Credit: YAY Media AS/Alamy

Currently used anticoagulants — such as heparins, warfarin and factor Xa inhibitors — that target key enzymes required for the formation of fibrin can be associated with the drawbacks of an increased risk of bleeding and/or lack of antidotes. Two recent papers have identified potential new anticoagulants that could overcome these limitations.

The study by Xu et al. in Nature Chemical Biology identified a new synthetic low-molecular-weight heparin (LMWH) and, importantly, showed that its effects could be reversed by an approved antidote. The effects of currently available LMWHs, either isolated from animals (such as enoxaparin) or synthetically produced (such as fondaparinux) cannot be completely reversed.

The authors used recombinant heparan sulphate biosynthetic enzymes expressed in Escherichia coli to synthesize heparin oligosaccharides. Of the five molecules synthesized, the lead molecule had anticoagulant activity in an assay that measured the activity of factor Xa (a protease that converts prothrombin to active thrombin). The activity of the lead molecule was reversed by the approved antidote protamine to a greater extent than enoxaparin and to a similar level as unfractionated heparin. Moreover, in a mouse model of bleeding (a tail clip assay), the increase in bleeding time induced by the molecule was reversed by protamine — an effect that the authors attributed to the sulphation pattern and larger size of the lead molecule.

Future studies to develop the molecule as a therapeutic include structure–activity relationship studies and scale-up of the manufacturing process.

The paper by Larsson et al. in Science Translational Medicine identified a neutralizing antibody that targets factor XIIa (which initiates the intrinsic coagulation pathway). The knowledge that thrombus formation is defective in mice lacking factor XII but is not accompanied by excessive bleeding led the authors to pursue this target. They generated a fully human recombinant antibody that bound to the catalytic site of human factor XIIa by screening a human Fab (antigen-binding fragment)-based phage antibody library against human plasma-derived factor XIIa.

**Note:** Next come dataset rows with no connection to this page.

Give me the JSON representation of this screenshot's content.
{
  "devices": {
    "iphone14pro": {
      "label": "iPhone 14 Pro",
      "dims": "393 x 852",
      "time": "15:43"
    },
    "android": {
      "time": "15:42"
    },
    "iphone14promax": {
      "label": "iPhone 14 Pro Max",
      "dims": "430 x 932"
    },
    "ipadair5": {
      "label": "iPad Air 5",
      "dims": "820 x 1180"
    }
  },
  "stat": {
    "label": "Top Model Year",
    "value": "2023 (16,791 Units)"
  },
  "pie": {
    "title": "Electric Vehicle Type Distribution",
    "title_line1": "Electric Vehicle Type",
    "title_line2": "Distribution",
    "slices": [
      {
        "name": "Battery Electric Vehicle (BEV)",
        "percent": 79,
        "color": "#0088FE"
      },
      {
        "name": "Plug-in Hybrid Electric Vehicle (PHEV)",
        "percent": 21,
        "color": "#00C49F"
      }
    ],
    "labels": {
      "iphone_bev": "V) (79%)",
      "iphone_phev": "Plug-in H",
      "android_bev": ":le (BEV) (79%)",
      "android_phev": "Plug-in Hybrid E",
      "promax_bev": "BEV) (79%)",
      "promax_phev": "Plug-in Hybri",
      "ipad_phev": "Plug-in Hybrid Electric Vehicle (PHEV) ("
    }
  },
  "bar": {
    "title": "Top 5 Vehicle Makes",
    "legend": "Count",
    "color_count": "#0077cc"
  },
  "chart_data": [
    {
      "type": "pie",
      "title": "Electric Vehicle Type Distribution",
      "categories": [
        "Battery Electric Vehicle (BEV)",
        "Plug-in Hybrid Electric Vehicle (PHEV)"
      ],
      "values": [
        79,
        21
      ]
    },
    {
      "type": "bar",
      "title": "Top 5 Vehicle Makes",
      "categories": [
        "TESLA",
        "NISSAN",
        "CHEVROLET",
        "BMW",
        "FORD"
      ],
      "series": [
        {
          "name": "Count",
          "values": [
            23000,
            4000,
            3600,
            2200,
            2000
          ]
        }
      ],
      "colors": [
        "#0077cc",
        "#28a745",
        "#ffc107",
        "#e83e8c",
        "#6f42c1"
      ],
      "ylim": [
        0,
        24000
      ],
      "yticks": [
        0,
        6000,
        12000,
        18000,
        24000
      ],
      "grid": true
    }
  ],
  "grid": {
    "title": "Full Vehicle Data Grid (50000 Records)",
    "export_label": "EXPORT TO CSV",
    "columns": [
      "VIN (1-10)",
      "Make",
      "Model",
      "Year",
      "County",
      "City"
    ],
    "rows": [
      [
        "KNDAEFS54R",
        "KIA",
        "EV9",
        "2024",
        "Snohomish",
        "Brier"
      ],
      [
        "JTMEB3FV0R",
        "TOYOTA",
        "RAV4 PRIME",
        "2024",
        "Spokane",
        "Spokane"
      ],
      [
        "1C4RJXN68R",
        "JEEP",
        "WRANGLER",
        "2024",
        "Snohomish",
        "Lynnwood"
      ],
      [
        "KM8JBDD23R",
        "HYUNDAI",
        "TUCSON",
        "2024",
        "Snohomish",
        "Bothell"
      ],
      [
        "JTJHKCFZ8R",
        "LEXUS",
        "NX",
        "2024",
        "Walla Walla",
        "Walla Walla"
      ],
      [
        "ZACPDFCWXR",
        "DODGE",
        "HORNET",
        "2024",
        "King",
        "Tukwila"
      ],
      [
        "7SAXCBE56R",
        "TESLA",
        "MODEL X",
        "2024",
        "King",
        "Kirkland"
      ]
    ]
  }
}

The antibody reduced clotting activity in human plasma and reduced thrombin formation in mouse and rabbit blood. Furthermore, in a mouse model of thrombosis, intravenous injection of the antibody reduced the rate of vascular occlusion, with higher doses almost completely preventing clotting activity without increasing bleeding time or blood loss from wounds.

The authors next tested the anticoagulant activity of the antibody in rabbit models. . In a model of cardiopulmonary bypass (mimicking the procedure that is used to provide pulmonary and circulatory support to infants), which is subject to thrombotic events without the use of anticoagulants, a single intravenous dose of the antibody induced similar thromboprotection as heparin. But whereas heparin largely prolonged bleeding time and impaired haemostasis at wound sites, these effects were not seen in antibody-treated rabbits.

The next steps of research include testing the antithrombotic effects of the antibody in more complex models, such as models of myocardial infarction, ischaemic stroke and pulmonary embolism.